Sérgio Cabral e os otários... e mais: Pergunta a Chico Buarque: “Seria a angústia da influência uma frescura?”

Publicado em 13/01/2011 17:25 e atualizado em 13/01/2011 20:48

A reportagem que ainda não foi feita

Já passam de 400 os mortos no Rio - 422 até havia pouco. O número pode crescer. Há pessoas dadas como desaparecidas. O jornalismo se esforça para fazer uma cobertura detalhada, dando destaque aos dramas humanos, às promessas das autoridades, às possíveis causas da tragédia.

Uma pauta, no entanto, não foi cumprida até agora - e talvez não tenha ocorrido a ninguém fazer um tantinho deste trabalho quase investigativo: no ano que separa a tragédia de agora daquela havida em Ilha Grande e em Niterói, o que efetivamente foi feito para tentar diminuir o número de mortos? Como se nota, houve um aumento.

Também daquela vez o governo federal prometeu ajuda, o governador Sérgio Cabral pediu rigor para coibir as ocupações irregulares, liberou-se dinheiro federal para ajudar os desabrigados etc e tal. Como diria Deus no poema “Prece do Brasileiro”, de Drummond (aquele que declamei na praia),
“Tudo está preparado para a cena
dolorosamente repetida
no mesmo palco. O mesmo drama, toda vida.”

Por Reinaldo Azevedo
Sérgio Cabral e os otários...

Já são mais de 400 mortos no Rio.

Não vou ficar fazendo “jornalismo papa-defunto”, a exemplo do Partido da Imprensa Petista, que tentou matar afogado o prefeito Gilberto Kassab, recuando depois que o Rio de Sérgio Cabral decidiu provar, mais uma vez, que, em matéria de tragédia, não tem pra ninguém.
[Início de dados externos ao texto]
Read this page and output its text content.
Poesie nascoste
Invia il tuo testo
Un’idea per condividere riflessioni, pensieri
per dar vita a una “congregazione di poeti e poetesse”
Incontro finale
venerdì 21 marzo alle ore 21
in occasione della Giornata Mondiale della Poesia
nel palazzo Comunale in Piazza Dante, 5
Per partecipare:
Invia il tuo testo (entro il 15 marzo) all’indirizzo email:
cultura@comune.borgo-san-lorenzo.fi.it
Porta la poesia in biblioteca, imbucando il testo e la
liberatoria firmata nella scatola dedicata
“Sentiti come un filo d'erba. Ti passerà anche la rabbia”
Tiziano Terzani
Reportagem da Folha de hoje mostra que a Defesa Civil do estado ignorou alerta do Inmet (Instituto Nacional de Meteorologia) e do Cptec (Centro de Previsão de Tempo e Estudos Climáticos) sobre chuvas fortes. Foi emitido às 16h23 de anteontem. O órgão estadual diz ter levado em conta a  informação do Simerj (Serviço de Meteorologia do Estado do Rio), que não previu os temporais. Bem, providência número um: DEMITIR TODO MUNDO DO SIMERJ. É claro que eles não são responsáveis pela tragédia. Só não sabem fazer o seu serviço. Mas sigamos.
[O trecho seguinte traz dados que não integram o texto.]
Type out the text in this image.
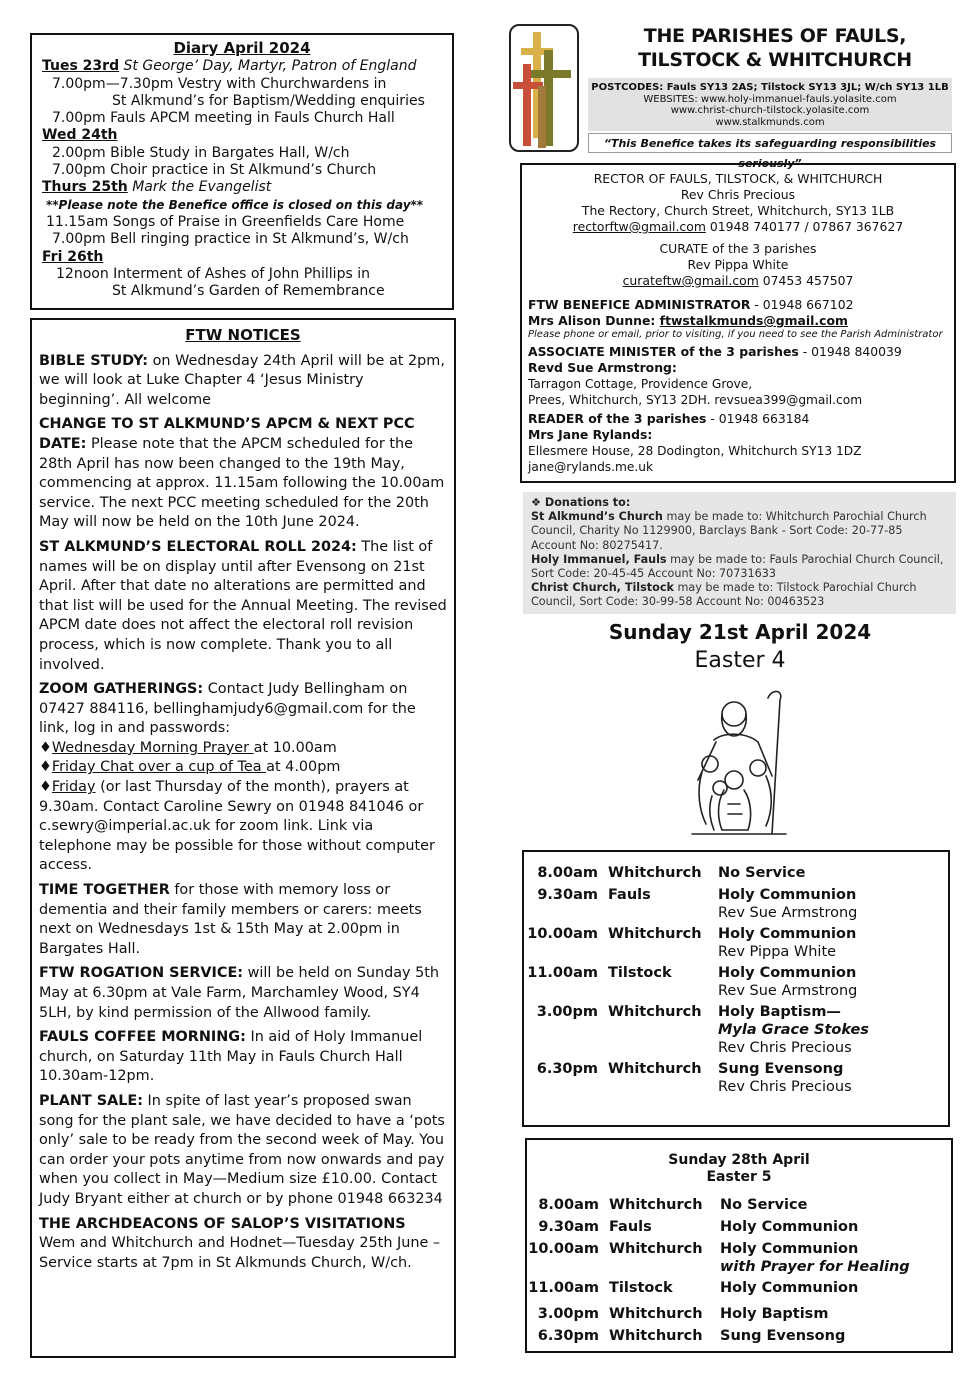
Diary April 2024
Tues 23rd St George’ Day, Martyr, Patron of England
7.00pm—7.30pm Vestry with Churchwardens in
St Alkmund’s for Baptism/Wedding enquiries
7.00pm Fauls APCM meeting in Fauls Church Hall
Wed 24th
2.00pm Bible Study in Bargates Hall, W/ch
7.00pm Choir practice in St Alkmund’s Church
Thurs 25th Mark the Evangelist
**Please note the Benefice office is closed on this day**
11.15am Songs of Praise in Greenfields Care Home
7.00pm Bell ringing practice in St Alkmund’s, W/ch
Fri 26th
12noon Interment of Ashes of John Phillips in
St Alkmund’s Garden of Remembrance
FTW NOTICES

BIBLE STUDY: on Wednesday 24th April will be at 2pm, we will look at Luke Chapter 4 ‘Jesus Ministry beginning’. All welcome

CHANGE TO ST ALKMUND’S APCM & NEXT PCC DATE: Please note that the APCM scheduled for the 28th April has now been changed to the 19th May, commencing at approx. 11.15am following the 10.00am service. The next PCC meeting scheduled for the 20th May will now be held on the 10th June 2024.

ST ALKMUND’S ELECTORAL ROLL 2024: The list of names will be on display until after Evensong on 21st April. After that date no alterations are permitted and that list will be used for the Annual Meeting. The revised APCM date does not affect the electoral roll revision process, which is now complete. Thank you to all involved.

ZOOM GATHERINGS: Contact Judy Bellingham on 07427 884116, bellinghamjudy6@gmail.com for the link, log in and passwords:
♦Wednesday Morning Prayer at 10.00am
♦Friday Chat over a cup of Tea at 4.00pm
♦Friday (or last Thursday of the month), prayers at 9.30am. Contact Caroline Sewry on 01948 841046 or c.sewry@imperial.ac.uk for zoom link. Link via telephone may be possible for those without computer access.

TIME TOGETHER for those with memory loss or dementia and their family members or carers: meets next on Wednesdays 1st & 15th May at 2.00pm in Bargates Hall.

FTW ROGATION SERVICE: will be held on Sunday 5th May at 6.30pm at Vale Farm, Marchamley Wood, SY4 5LH, by kind permission of the Allwood family.

FAULS COFFEE MORNING: In aid of Holy Immanuel church, on Saturday 11th May in Fauls Church Hall 10.30am-12pm.

PLANT SALE: In spite of last year’s proposed swan song for the plant sale, we have decided to have a ‘pots only’ sale to be ready from the second week of May. You can order your pots anytime from now onwards and pay when you collect in May—Medium size £10.00. Contact Judy Bryant either at church or by phone 01948 663234

THE ARCHDEACONS OF SALOP’S VISITATIONS
Wem and Whitchurch and Hodnet—Tuesday 25th June – Service starts at 7pm in St Alkmunds Church, W/ch.

THE PARISHES OF FAULS,
TILSTOCK & WHITCHURCH
POSTCODES: Fauls SY13 2AS; Tilstock SY13 3JL; W/ch SY13 1LB
WEBSITES: www.holy-immanuel-fauls.yolasite.com
www.christ-church-tilstock.yolasite.com
www.stalkmunds.com
“This Benefice takes its safeguarding responsibilities seriously”
RECTOR OF FAULS, TILSTOCK, & WHITCHURCH
Rev Chris Precious
The Rectory, Church Street, Whitchurch, SY13 1LB
rectorftw@gmail.com 01948 740177 / 07867 367627
CURATE of the 3 parishes
Rev Pippa White
curateftw@gmail.com 07453 457507
FTW BENEFICE ADMINISTRATOR - 01948 667102
Mrs Alison Dunne: ftwstalkmunds@gmail.com
Please phone or email, prior to visiting, if you need to see the Parish Administrator
ASSOCIATE MINISTER of the 3 parishes - 01948 840039
Revd Sue Armstrong:
Tarragon Cottage, Providence Grove,
Prees, Whitchurch, SY13 2DH. revsuea399@gmail.com
READER of the 3 parishes - 01948 663184
Mrs Jane Rylands:
Ellesmere House, 28 Dodington, Whitchurch SY13 1DZ
jane@rylands.me.uk
❖ Donations to:
St Alkmund’s Church may be made to: Whitchurch Parochial Church Council, Charity No 1129900, Barclays Bank - Sort Code: 20-77-85 Account No: 80275417.
Holy Immanuel, Fauls may be made to: Fauls Parochial Church Council, Sort Code: 20-45-45 Account No: 70731633
Christ Church, Tilstock may be made to: Tilstock Parochial Church Council, Sort Code: 30-99-58 Account No: 00463523
Sunday 21st April 2024
Easter 4
8.00am Whitchurch No Service
9.30am Fauls	Holy Communion
Rev Sue Armstrong
10.00am Whitchurch Holy Communion
Rev Pippa White
11.00am Tilstock	Holy Communion
Rev Sue Armstrong
3.00pm Whitchurch Holy Baptism—
Myla Grace Stokes
Rev Chris Precious
6.30pm Whitchurch Sung Evensong
Rev Chris Precious
Sunday 28th April
Easter 5
8.00am Whitchurch No Service
9.30am Fauls	Holy Communion
10.00am Whitchurch Holy Communion
with Prayer for Healing
11.00am Tilstock	Holy Communion
3.00pm Whitchurch Holy Baptism
6.30pm Whitchurch Sung Evensong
Ainda que a Defesa Civil tivesse considerado a informação do Inmet, não haveria tempo para muita coisa. Mesmo que cada município da região serrana do Rio saísse com um megafone pedindo que moradores de áreas de risco deixassem suas casas, a maioria não deixaria. Fica caracterizada uma certa desídia? Fica, sim. Mas convenhamos: irrelevante para o caso quando se considera o tamanho da tragédia.

Tragédia que vai se repetir no ano que vem se chover o mesmo que choveu agora - ou, o que é  ainda mais apavorante, talvez nem precise ser o mesmo: ninguém sabe quanta água é necessária para que a terra comece a se liquefazer; e se bastar a metade?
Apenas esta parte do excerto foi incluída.